Приходит Мокошь к Даждьбогу и говорит:

— Сын, ты огнем правишь, хочу тебе игрушку огненную принесть.

— Спасибо, мать, — говорит Даждьбог. — Когда игрушки-то ждать?

— А завтра на зорьке.

Приходит Мокошь к Перуну и говорит:

— Сын, ты у меня старший, чудо одно у меня для тебя есть.

— Спасибо, мать, — говорит Перун. — Когда чудо-то увижу?

— А завтра по холодку.

«Вот и ладно, — Мокошь думает. — А Вил я и так раздавлю».
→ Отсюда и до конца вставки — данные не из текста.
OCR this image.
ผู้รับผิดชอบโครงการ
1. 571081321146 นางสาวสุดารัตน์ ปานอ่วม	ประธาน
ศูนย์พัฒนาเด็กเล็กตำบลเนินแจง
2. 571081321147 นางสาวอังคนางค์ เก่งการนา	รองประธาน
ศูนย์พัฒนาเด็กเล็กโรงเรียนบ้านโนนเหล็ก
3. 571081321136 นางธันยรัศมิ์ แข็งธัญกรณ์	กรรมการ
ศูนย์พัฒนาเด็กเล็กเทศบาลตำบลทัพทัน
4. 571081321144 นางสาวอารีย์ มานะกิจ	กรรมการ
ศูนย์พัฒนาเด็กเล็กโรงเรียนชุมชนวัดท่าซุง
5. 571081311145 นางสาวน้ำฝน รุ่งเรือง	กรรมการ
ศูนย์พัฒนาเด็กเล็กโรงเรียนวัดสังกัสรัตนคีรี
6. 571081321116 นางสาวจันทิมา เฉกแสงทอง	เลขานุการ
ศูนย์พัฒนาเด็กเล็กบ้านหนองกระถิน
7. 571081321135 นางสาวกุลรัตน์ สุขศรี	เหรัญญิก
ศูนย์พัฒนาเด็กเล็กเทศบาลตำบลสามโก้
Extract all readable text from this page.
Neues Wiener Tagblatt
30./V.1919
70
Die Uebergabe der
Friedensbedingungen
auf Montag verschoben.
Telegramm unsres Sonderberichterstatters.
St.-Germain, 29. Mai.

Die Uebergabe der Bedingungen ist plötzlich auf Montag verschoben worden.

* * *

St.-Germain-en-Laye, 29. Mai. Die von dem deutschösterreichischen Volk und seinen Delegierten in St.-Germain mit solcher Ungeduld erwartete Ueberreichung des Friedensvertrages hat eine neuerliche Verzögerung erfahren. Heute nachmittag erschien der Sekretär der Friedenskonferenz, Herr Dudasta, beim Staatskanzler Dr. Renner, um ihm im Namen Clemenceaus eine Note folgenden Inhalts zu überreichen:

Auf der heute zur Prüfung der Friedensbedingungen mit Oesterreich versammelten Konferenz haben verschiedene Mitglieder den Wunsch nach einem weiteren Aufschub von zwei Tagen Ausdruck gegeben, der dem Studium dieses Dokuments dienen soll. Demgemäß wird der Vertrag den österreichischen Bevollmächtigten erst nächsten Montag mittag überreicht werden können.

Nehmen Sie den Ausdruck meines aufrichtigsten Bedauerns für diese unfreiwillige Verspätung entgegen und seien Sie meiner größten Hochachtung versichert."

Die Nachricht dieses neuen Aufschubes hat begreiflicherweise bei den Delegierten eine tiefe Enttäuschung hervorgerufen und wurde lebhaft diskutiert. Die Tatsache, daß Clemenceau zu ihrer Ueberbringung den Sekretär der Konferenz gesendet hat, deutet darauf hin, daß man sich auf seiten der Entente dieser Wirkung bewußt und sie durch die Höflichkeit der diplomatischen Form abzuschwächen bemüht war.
Поднялась Мокошь затемно, ходила и улыбалась: скоро-де с матерью буду. Собрала подарки детям своим и пошла.

Приходит к Велесу и бросает на него духа малого, до Силы богов охочего, всю выпивающего, до дна.

А Велес глиной намазался, и увяз в волосах его дух малый; выловил его Велес и на землю бросил. И стал этот дух малый лешим.

Заплакала Мокошь.

Приходит к Стрибогу и сажает ему на колени двух духов малых — мужского пола и женского, воду выпивающих до единой капли. А Стрибог маслом коровьим натерся, и соскользнули с него духи, и упали на землю, и стали водяным да русалкой.

Еще пуще закручинилась Мокошь.

Приходит к Даждьбогу и напускает на него Змея огнедышащего, солнце пожрать норовящего. А Даждьбог вместе с солнцем в небо ушел, и ударился Змей мордой о небо и отлетел на землю, где Змеем огнедышащим и остался.

«Ну, — думает Мокошь, — последняя надежда на чудо для сына моего Перуна». И протягивает Перуну яйцо зеленое. Перун по нему молнией ударил, а яйцо пухнет. Перун — пучком молний, а яйцо крепнет и смарагдом переливается. Перун напрягся, заревел, оплел яйцо молниями, а оно все больше и больше и светится уже, и смех из него идет нехороший.

Рада Мокошь. Страшную игрушку сыну принесла.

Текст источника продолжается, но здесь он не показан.